Intel, le fabricant américain de puces électroniques, est confronté à une réaction brutale de la Chine après avoir demandé à ses fournisseurs de ne pas s’approvisionner en produits ou en main-d’œuvre provenant de la région du Xinjiang.

Contestation de la Chine

Intel a déclaré qu’il lui avait été « demandé de veiller à ce que sa chaîne d’approvisionnement n’utilise pas de main-d’œuvre ou ne s’approvisionne pas en biens ou services » au Xinjiang, conformément aux restrictions imposées par « plusieurs gouvernements ».

Les États-Unis ont accusé la Chine de violations généralisées des droits de l’homme dans la région majoritairement musulmane du Xinjiang, notamment de travail forcé. Pékin a démenti ces allégations.

Le Global Times, un tabloïd dirigé par le parti communiste, a qualifié la déclaration d’Intel d' »absurde », ajoutant que l’entreprise – qui a tiré 26% de ses revenus totaux de la Chine en 2020 – « mordait la main qui la nourrit ».

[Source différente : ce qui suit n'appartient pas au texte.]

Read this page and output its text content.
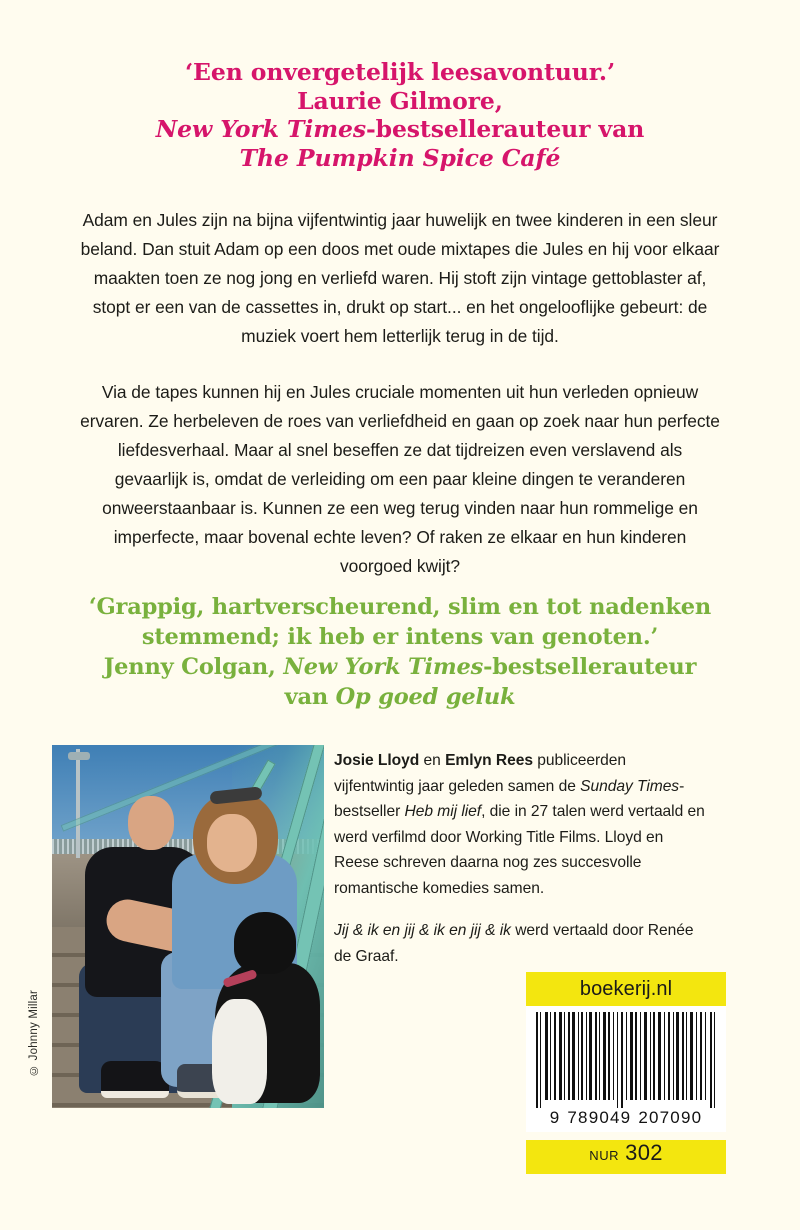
‘Een onvergetelijk leesavontuur.’
Laurie Gilmore,
New York Times-bestsellerauteur van
The Pumpkin Spice Café
Adam en Jules zijn na bijna vijfentwintig jaar huwelijk en twee kinderen in een sleur beland. Dan stuit Adam op een doos met oude mixtapes die Jules en hij voor elkaar maakten toen ze nog jong en verliefd waren. Hij stoft zijn vintage gettoblaster af, stopt er een van de cassettes in, drukt op start... en het ongelooflijke gebeurt: de muziek voert hem letterlijk terug in de tijd.
Via de tapes kunnen hij en Jules cruciale momenten uit hun verleden opnieuw ervaren. Ze herbeleven de roes van verliefdheid en gaan op zoek naar hun perfecte liefdesverhaal. Maar al snel beseffen ze dat tijdreizen even verslavend als gevaarlijk is, omdat de verleiding om een paar kleine dingen te veranderen onweerstaanbaar is. Kunnen ze een weg terug vinden naar hun rommelige en imperfecte, maar bovenal echte leven? Of raken ze elkaar en hun kinderen voorgoed kwijt?
‘Grappig, hartverscheurend, slim en tot nadenken
stemmend; ik heb er intens van genoten.’
Jenny Colgan, New York Times-bestsellerauteur
van Op goed geluk
© Johnny Millar
Josie Lloyd en Emlyn Rees publiceerden vijfentwintig jaar geleden samen de Sunday Times-bestseller Heb mij lief, die in 27 talen werd vertaald en werd verfilmd door Working Title Films. Lloyd en Reese schreven daarna nog zes succesvolle romantische komedies samen.
Jij & ik en jij & ik en jij & ik werd vertaald door Renée de Graaf.
boekerij.nl
9 789049 207090
NUR 302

« Ce que nous devons faire, c’est rendre de plus en plus coûteux pour les entreprises d’offenser la Chine afin que leurs pertes soient supérieures à leurs gains », a déclaré le journal dans un éditorial.

Boycott de la Chine !

Sur le service de microblogs chinois Weibo, le chanteur Karry Wang a déclaré qu’il ne serait plus l’ambassadeur de la marque Intel, ajoutant dans un communiqué que « les intérêts nationaux dépassent tout ».

D’autres utilisateurs de Weibo ont appelé les citoyens chinois à boycotter Intel, l’un d’entre eux postant sous le nom de « Vieux Catalan » et disant : « Il faut résister, n’achetez pas ! »

Les multinationales ont été mises sous pression alors qu’elles cherchent à se conformer aux sanctions commerciales liées au Xinjiang tout en continuant à opérer en Chine, l’un de leurs plus grands marchés.

Le Global Times a déclaré dans son éditorial que les multinationales « devraient être capables de supporter, de gérer correctement et d’équilibrer la pression de toutes les parties ».